I decided to go a little rouge with a slab of pork belly. I used a variation of POP'S brine infused with some coffee and apple juice. I got this Idea from fellow poster Noboudaries "Double Beer Can chicken brine" anyway here it is.

1 qt. apple juice

1 qt. strong black coffee

2 qts. water

1 tablespoon pink salt

1 cup cane syrup

1 cup kosher salt

12 whole cloves....24 whole peppercorns. These were toasted and then cracked cracked.

I quartered the belly and set in brine for 20 days. Then the belly rested / dried for 5 days.













002.JPG



__ unclejhim
__ Mar 18, 2016






Forgot to mentioned dusted the tops of each with onion powder. garlic powder and block pepper.

They had a nice color from the brine.

Then into the smoker. With corn cob and pecan pellets (great aroma from the smoker) I did this on three separate  nights (approx. 9 hrs. smoke ea. night) 













003.JPG



__ unclejhim
__ Mar 18, 2016


















005.JPG



__ unclejhim
__ Mar 18, 2016






because it's starting to get warm here in So. Louisiana. You can tell I'm not to good at placing the pictures but y'all get the idea.













009.JPG



__ unclejhim
__ Mar 18, 2016






Ready for the slice!!

 













013.JPG



__ unclejhim
__ Mar 18, 2016


















016.JPG



__ unclejhim
__ Mar 18, 2016






All I can say is when I tasted them I FIST PUMPED!! WOW! They really came out great. Exactly what I was looking for. A bold flavor for sure but not over whelming IMO.

The bits and pieces will go good in some green beans as well.

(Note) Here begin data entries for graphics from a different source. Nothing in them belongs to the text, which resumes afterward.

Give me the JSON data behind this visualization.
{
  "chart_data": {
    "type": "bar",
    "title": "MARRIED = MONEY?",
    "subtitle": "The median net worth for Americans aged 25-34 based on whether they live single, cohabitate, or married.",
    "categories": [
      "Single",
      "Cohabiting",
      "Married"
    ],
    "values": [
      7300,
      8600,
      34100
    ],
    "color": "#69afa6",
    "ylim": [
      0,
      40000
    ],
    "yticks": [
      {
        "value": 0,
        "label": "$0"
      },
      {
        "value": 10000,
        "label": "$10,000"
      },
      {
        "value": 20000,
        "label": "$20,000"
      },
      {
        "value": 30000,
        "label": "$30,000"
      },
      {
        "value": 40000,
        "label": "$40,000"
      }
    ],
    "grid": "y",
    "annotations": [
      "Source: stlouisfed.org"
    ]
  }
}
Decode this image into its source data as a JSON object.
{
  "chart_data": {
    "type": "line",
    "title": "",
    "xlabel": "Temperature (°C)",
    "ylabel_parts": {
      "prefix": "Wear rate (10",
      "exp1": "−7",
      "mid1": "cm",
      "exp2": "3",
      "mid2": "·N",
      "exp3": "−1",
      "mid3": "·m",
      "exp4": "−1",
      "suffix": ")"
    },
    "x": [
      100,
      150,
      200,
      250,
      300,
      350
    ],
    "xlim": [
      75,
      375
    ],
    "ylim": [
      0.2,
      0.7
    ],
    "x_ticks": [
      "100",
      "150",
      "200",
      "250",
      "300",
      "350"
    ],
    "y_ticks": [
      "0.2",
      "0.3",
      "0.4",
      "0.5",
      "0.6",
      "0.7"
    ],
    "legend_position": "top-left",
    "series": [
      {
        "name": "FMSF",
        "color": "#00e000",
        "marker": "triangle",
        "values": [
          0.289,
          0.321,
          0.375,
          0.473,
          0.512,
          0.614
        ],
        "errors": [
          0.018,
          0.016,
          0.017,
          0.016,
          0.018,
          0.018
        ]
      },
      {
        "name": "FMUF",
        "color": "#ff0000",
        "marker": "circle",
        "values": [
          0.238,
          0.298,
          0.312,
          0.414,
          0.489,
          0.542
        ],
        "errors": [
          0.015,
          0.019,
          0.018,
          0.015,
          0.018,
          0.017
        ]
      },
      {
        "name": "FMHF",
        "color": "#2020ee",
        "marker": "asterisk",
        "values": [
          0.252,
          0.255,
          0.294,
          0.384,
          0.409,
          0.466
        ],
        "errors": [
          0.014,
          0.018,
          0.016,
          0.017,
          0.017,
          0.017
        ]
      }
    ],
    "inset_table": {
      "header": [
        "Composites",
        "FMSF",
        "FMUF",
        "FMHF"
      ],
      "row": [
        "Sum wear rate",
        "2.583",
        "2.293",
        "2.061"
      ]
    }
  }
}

I was waiting to try these before I thawed the other  belly in my freezer. It's thawing as I speak and will go thru the same process.


----------



## dirtsailor2003 (Mar 18, 2016)

Sounds interesting. 

One thing to note if you only used 1 teaspoon of cure #1 as stated in your post you didn't have enough cure. You needed a Tablespoon. I hope you just made a typo. If so please correct to tablespoon, as that is the proper amount of cure for 1 gallon of Pop's brine.


----------



## SmokinAl (Mar 18, 2016)

I caught that too, Case!

From the color of the finished bacon, I'm sure it's a typo.

I changed it.

The bacon looks awesome!

Al


----------



## unclejhim (Mar 18, 2016)

Yes it was/is a typo, thanks for catching and fixing it.


----------



## 3montes (Mar 18, 2016)

Awesome! Way to think out of the box on the brine! I'm in the process of doing my first pork belly for bacon. Did the straight up Pop's simple brine no other flavors. If this turns out I am going to start to infuse the brine with flavors. When I do brines for pork or poultry I use all sorts of things. Beers, wines, coffee, juices aromatics etc. etc.

I plan on seasoning the pork bellies with a maple garlic seasoning on one lots of cbp on another and haven't decided what to do on the third one yet.

Congratulations on your success!!


----------



## unclejhim (Mar 18, 2016)

Thanks and good luck yours!


----------



## b-one (Mar 19, 2016)

Looks great,nice and meaty as well!


----------